Question

Make b the subject of formula: $ a=\dfrac{1+{{b}^{2}}}{1-{{b}^{2}}} $ .
A. $ b=\sqrt{\dfrac{a+1}{a-1}} $
B. $ b=\sqrt{\dfrac{a-1}{a+1}} $
C. $ b=2\sqrt{\dfrac{a-1}{a+1}} $
D. $ b=2\sqrt{\dfrac{a+1}{a-1}} $

Answer 1

Hint: We first explain the expression of the function. We convert the value of b with respect to a. The inverse function on being conjugated gives the value of $ b $ . At the end we interchange the terms to make it a general equation.

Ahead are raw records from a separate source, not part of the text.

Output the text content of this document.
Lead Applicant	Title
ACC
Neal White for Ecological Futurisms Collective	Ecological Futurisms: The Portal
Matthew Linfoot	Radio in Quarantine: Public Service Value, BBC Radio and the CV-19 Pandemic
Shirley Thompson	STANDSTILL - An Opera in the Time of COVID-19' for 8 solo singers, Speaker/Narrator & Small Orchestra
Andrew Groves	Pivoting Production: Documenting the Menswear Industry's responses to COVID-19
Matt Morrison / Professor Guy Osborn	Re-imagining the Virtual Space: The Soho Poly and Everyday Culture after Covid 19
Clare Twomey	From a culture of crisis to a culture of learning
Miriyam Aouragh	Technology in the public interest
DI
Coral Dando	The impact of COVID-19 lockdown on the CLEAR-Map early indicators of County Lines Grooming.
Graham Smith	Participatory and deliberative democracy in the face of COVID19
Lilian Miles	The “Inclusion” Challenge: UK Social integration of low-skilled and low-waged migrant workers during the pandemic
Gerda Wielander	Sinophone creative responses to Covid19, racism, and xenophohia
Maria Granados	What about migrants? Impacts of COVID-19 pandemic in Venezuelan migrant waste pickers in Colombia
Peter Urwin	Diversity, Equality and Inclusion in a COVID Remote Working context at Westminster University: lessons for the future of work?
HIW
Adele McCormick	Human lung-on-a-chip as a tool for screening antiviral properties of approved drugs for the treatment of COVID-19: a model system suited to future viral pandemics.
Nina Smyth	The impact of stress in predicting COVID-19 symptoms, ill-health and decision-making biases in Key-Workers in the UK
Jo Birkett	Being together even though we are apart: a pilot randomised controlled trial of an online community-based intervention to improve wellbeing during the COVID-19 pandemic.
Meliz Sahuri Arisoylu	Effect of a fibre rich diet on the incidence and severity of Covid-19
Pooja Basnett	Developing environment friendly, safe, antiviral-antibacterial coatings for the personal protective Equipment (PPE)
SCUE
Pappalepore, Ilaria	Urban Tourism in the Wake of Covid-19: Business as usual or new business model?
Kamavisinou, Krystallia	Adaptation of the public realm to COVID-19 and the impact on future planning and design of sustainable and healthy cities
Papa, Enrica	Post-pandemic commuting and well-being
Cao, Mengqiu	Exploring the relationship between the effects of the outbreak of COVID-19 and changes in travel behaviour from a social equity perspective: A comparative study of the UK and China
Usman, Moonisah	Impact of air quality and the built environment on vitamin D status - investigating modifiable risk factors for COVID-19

Complete step-by-step answer:
We need to find the inverse of the relation of $ a=\dfrac{1+{{b}^{2}}}{1-{{b}^{2}}} $ .
The given relation is of a expressed with respect to b.
If we take the inverse of the equation, we will get the value of b expressed with respect to a.
We first use componendo-dividendo formula for $ a=\dfrac{1+{{b}^{2}}}{1-{{b}^{2}}} $ to get
 $ \dfrac{a-1}{a+1}=\dfrac{1+{{b}^{2}}-1+{{b}^{2}}}{1+{{b}^{2}}+1-{{b}^{2}}}={{b}^{2}} $ .
Now we take the square root of the equation $ {{b}^{2}}=\dfrac{a-1}{a+1} $ .
We get $ b=\pm \sqrt{\dfrac{a-1}{a+1}} $ .
We expressed the relation of b expressed with respect to a.
From the given options we can see that the equation $ b=\sqrt{\dfrac{a-1}{a+1}} $ satisfies.
Therefore, the correct option is B.
So, the correct answer is “Option B”.

Note: We can verify the result by taking the composite function.
Putting the value of $ b=\sqrt{\dfrac{a-1}{a+1}} $ , in the equation of $ a=\dfrac{1+{{b}^{2}}}{1-{{b}^{2}}} $ we get
\[a=\dfrac{1+{{\left( \sqrt{\dfrac{a-1}{a+1}} \right)}^{2}}}{1-{{\left( \sqrt{\dfrac{a-1}{a+1}} \right)}^{2}}}=\dfrac{1+\dfrac{a-1}{a+1}}{1-\dfrac{a-1}{a+1}}=\dfrac{a+1+a-1}{a+1-a+1}=\dfrac{2a}{2}\].
From the above relation we get back a. this equation satisfies each other.